# EN World banner



## Keith Robinson (Jan 31, 2013)

I'm just putting the finishing touches to my new website and was putting together a page of links.  I want to put up a link to EN World.  Do you have a banner I can use?  I know you used to, but can't seem to find anything.

No worries if you don't - I can just put something together myself.


----------



## Morrus (Jan 31, 2013)

That's very kind!

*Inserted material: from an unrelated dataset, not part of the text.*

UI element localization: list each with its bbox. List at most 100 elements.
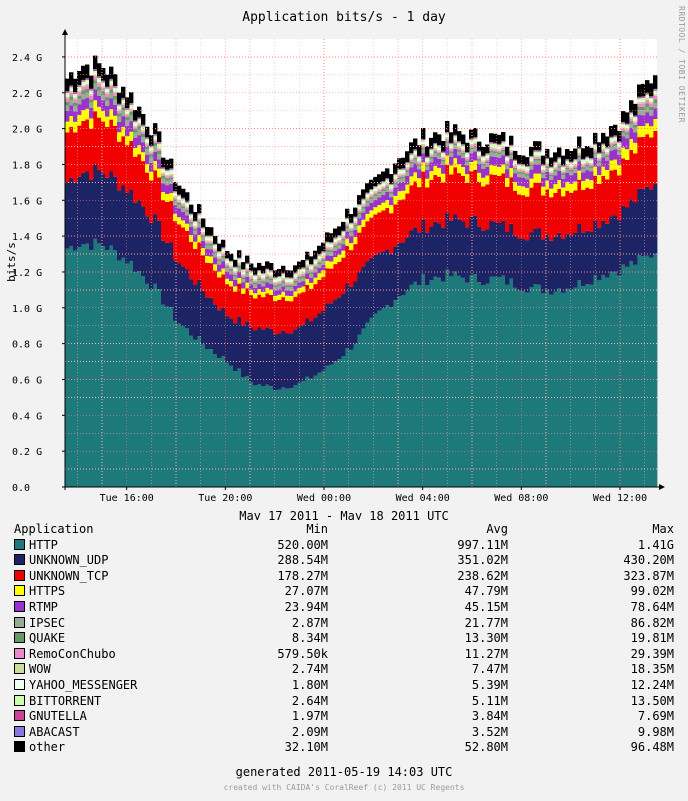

A banner as in a rectangular ad banner size?  I don't think I do - I have the logo, above, and some other assorted graphics. 

I really should put together a page compiling them.


----------



## Keith Robinson (Jan 31, 2013)

No worries, Morrus.  I've always been happy to send traffic to EN World - God knows, this site sends enough traffic to sites like mine!

Anyway, I grabbed your logo and put one together.  Nothing spectacular, but it will do:







If you do add some to site, be sure to let me know and I'll update mine.


----------



## Mark CMG (Feb 1, 2013)

Nice job on the banner.  Can anyone use that?




The Kyngdoms said:


> God knows, this site sends enough traffic to sites like mine!





So say we all!


----------



## Keith Robinson (Feb 1, 2013)

Mark CMG said:


> Nice job on the banner.  Can anyone use that?




Thanks, Mark - I just grabbed the head of EN World and munged it in Photoshop, so nothing amazing.  And of course anyone can use it - assuming Morrus is happy, as I don't think it's really mine to say!


----------



## Mark CMG (Feb 1, 2013)

The Kyngdoms said:


> Thanks, Mark - I just grabbed the head of EN World and munged it in Photoshop, so nothing amazing.  And of course anyone can use it - assuming Morrus is happy, as I don't think it's really mine to say!




Well, it's a nice job.  I'll leave it for Morrus to say if others can use it for the present until some new banners are worked out.


----------



## Morrus (Feb 2, 2013)

I said this by email, but that site looks fantastic!Mark - of course! I positively encourage it!


----------



## Mark CMG (Feb 2, 2013)

Morrus said:


> I said this by email, but that site looks fantastic!Mark - of course! I positively encourage it!





Thanks!


----------